In einer abschließenden Gesprächsrunde wurde diese Bedarfslage ausdrücklich bestätigt: Flüchtlingsarbeit ist Daueraufgabe. Dr. Andrea Hanke, Braunschweigs Sozialdezernentin, und Petra Schneutzer, Integrationsbeauftragte der Stadt Halle (Saale) berichteten von diesem Übergang auf den „Alltagsmodus“, insbesondere, was die Unterbringungsformen betrifft, betonten aber auch, dass nun die Aufgaben von wirksamer Integration und Teilhabe in den Vordergrund treten: Teilhabe an Bildung und Arbeitsmarkt werden zu den aktuellen großen Herausforderungen. Beide hoben die enge Zusammenarbeit mit den vor Ort aktiven Migrantenorganisationen hervor; an beiden Orten engagieren sich Verbünde, die zu NeMO gehören. Dr. Peyman Javahar-Haghighi vom MISO-Verbund Hannover berichtet ebenfalls von einem wachsenden städtischen Interesse am Beitrag von Migrantenorganisationen in der Flüchtlingsarbeit, hebt allerdings auch kritisch hervor, dass diese Zusammenarbeit noch keine verlässliche „institutionelle“ Form gefunden habe. Jörg Freese, Beigeordneter des Deutschen Landkreistages, brachte die „Fläche“ ins Spiel, d.h. die großen, eher ländlich oder kleinstädtisch geprägten Regionen, was für die Flüchtlingsarbeit in nahezu jeder Hinsicht besondere Anforderungen stelle. Auch sei die Präsenz von Migrationsorganisationen „in der Fläche“ in der Regel weniger ausgeprägt. Er unterstrich, dass eine wirksame kommunale Integrationsarbeit in hohem Maße auch von rechtlichen und vor allem auch finanziellen Rahmenbedingungen abhänge, die ihnen von Land und Bund eingeräumt werden.

Aus der Sicht der Metropole Berlin, die zugleich Bundesland ist, nahm der Integrationsbeauftragte des Berliner Senats, Andreas Germershausen, Stellung.
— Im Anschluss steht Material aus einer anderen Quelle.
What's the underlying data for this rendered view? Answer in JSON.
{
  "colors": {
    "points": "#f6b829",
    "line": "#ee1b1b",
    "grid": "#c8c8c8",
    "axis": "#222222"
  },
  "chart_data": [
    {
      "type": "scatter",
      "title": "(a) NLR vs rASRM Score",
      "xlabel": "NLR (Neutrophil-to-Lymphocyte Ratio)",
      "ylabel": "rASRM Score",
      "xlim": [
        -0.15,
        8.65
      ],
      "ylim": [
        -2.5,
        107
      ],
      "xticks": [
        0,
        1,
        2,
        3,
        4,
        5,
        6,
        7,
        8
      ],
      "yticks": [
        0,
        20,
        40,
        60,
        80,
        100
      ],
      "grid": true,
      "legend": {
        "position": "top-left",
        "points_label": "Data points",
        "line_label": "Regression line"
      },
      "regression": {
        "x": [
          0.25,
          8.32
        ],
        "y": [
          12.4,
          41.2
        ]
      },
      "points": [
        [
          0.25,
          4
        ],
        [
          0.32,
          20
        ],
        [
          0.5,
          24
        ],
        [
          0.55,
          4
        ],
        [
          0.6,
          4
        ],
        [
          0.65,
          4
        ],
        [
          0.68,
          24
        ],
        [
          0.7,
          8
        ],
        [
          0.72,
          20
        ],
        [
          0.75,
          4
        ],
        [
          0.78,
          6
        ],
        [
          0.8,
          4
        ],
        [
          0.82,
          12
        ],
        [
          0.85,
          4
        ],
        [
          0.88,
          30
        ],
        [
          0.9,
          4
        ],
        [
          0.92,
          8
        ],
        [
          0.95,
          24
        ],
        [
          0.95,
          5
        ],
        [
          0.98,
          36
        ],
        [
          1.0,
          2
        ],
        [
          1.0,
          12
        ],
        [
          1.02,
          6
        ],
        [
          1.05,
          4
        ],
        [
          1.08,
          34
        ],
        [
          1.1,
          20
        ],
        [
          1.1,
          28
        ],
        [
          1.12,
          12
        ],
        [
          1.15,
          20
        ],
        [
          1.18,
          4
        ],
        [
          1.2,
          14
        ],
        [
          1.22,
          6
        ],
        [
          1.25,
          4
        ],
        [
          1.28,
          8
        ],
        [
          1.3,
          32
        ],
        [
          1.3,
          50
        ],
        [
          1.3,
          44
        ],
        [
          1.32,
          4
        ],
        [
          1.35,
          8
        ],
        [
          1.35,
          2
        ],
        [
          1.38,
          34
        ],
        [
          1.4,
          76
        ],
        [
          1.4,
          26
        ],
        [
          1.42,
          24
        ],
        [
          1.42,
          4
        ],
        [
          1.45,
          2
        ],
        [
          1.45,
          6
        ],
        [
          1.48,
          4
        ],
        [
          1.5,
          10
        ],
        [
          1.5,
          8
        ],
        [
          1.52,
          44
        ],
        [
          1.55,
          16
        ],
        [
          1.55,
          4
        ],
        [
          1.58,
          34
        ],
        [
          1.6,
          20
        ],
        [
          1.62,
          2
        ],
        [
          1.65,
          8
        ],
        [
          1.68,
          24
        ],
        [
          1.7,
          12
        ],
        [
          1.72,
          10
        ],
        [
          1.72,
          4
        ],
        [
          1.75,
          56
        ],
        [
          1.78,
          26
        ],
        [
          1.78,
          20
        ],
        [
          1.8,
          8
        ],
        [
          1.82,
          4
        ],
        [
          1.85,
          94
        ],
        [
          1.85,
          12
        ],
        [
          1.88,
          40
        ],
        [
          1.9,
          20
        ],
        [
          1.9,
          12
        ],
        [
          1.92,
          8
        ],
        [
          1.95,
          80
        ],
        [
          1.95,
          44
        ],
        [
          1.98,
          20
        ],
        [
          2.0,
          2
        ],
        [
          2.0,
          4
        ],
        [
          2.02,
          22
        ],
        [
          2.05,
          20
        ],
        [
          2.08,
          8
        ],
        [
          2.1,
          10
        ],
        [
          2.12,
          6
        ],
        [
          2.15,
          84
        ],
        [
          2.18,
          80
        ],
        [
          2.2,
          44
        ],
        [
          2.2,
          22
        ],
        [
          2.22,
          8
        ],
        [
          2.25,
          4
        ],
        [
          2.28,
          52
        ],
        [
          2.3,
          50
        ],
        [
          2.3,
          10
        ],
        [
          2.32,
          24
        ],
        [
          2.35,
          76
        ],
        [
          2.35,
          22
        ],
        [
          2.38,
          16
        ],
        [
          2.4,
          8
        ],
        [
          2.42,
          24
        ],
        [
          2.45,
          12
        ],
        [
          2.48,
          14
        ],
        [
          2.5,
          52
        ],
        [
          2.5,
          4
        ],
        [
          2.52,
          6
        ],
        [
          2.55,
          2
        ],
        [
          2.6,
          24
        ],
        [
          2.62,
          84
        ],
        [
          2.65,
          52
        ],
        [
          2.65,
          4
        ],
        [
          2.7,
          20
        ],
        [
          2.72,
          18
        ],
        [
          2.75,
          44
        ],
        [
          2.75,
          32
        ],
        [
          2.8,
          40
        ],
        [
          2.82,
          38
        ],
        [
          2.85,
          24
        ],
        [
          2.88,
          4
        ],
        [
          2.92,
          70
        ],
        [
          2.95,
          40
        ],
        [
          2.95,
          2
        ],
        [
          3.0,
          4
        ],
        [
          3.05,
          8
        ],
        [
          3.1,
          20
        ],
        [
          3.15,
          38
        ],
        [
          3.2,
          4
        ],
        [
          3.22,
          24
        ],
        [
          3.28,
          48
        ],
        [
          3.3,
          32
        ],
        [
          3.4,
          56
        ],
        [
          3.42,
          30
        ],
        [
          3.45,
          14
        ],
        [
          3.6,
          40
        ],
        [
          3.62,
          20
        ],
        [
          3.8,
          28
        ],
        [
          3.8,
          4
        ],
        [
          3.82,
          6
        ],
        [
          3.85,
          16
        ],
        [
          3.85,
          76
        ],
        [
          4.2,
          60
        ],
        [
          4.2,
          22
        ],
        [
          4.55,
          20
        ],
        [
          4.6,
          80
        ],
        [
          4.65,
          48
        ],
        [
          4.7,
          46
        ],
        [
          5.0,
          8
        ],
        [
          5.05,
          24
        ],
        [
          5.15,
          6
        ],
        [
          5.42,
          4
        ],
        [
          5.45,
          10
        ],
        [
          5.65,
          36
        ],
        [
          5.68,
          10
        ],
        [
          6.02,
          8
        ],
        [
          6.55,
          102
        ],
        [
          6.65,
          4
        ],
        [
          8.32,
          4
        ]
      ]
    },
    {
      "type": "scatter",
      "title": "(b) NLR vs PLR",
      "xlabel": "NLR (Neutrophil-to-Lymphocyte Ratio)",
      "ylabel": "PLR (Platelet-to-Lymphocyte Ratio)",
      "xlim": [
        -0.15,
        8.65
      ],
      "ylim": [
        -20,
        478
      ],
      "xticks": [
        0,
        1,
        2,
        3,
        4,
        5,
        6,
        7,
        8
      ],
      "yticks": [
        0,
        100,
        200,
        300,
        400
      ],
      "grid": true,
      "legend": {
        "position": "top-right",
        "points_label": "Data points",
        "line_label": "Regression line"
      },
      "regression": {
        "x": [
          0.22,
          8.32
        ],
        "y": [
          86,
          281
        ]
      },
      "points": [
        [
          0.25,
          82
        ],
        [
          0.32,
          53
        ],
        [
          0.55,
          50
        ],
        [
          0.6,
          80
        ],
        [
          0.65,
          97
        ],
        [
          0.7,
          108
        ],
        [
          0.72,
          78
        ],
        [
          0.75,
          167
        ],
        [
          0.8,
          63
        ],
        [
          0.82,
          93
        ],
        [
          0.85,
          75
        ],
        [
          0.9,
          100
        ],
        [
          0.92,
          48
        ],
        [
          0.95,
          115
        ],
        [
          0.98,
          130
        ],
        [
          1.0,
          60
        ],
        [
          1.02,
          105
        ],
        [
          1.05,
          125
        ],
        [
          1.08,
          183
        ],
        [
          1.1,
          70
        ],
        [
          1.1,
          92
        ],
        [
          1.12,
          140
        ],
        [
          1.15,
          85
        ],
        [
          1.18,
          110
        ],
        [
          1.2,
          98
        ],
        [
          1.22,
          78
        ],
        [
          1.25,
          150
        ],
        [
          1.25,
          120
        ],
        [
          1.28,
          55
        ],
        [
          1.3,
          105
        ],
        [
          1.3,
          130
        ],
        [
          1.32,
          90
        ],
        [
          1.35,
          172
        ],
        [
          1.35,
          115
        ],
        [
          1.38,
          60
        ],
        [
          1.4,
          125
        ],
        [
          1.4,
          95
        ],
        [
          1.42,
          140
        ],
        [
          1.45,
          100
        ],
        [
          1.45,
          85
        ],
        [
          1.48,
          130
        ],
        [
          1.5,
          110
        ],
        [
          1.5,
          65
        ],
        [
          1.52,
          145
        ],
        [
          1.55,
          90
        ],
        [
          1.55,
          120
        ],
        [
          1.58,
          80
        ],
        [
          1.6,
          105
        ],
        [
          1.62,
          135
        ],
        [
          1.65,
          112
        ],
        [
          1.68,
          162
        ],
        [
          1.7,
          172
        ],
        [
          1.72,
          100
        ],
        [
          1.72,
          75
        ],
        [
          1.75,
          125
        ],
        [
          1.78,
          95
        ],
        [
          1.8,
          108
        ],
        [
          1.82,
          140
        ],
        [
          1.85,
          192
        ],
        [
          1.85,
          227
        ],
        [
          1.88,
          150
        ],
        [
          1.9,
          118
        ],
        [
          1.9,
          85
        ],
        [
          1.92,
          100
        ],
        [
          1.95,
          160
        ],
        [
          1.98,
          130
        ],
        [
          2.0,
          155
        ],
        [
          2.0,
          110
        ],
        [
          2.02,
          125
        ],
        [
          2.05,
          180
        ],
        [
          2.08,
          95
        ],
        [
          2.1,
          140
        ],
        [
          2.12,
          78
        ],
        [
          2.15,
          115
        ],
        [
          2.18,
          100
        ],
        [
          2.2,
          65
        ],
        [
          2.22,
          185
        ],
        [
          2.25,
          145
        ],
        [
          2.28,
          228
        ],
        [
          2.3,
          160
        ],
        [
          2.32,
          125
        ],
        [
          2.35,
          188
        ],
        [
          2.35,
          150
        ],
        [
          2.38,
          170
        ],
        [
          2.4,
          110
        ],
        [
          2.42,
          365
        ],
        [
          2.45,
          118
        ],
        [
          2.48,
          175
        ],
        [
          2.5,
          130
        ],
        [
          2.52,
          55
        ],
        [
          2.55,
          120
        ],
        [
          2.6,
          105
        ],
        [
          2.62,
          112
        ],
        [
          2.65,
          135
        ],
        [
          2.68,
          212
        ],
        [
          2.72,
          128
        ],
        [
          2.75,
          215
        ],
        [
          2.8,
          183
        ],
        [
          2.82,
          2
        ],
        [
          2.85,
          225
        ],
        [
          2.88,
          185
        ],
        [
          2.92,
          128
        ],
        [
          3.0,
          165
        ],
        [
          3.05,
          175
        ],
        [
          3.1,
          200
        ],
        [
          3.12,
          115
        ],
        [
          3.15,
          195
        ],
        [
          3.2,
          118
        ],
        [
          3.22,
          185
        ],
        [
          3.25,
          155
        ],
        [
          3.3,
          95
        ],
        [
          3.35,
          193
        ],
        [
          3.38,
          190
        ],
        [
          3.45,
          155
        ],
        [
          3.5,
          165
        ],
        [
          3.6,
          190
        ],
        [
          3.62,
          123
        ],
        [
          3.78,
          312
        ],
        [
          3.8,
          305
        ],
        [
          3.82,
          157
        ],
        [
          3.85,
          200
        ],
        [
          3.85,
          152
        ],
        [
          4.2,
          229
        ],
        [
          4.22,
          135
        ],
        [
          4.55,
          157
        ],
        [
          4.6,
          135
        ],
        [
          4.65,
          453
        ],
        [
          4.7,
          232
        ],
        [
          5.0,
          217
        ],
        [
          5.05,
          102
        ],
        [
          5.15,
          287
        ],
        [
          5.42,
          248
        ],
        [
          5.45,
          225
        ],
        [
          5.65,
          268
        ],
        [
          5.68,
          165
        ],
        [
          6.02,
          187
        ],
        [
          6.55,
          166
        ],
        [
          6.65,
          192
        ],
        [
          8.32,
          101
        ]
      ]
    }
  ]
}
Er hob hervor, dass es bereits an lange und produktive Zusammenarbeit mit Migrantenorganisationen in der Integrationsarbeit gäbe, insbesondere mit jenen, die eine fachliche Professionalität herausgebildet hätten. Der von samo.fa verfolgte Ansatz, vermittels von Verbünden von Migrantenorganisationen einen differenzierten und kontinuierlichen Beitrag zur Flüchtlingsarbeit zu leisten, sei neuartig und sehr interessant; die wichtige Frage sei, wie dies mit bestehenden und in Entwicklung begriffenen Programmen zur Integration und Teilhabe von Geflüchteten verknüpft werden könne. Die Gesprächsrunde wurde zwischenzeitlich durch Fragen und Statements aus dem Plenum angeregt und erweitert.

Alle an samo.fa direkt beteiligten AkteurInnen nahmen jedenfalls am Ende aus den Ausführungen der Referentinnen und Referenten, den Hinweisen der „Kritischen Freundinnen und Freunde“ und der Gesprächsrunden eine wichtige Botschaft mit: Weitermachen!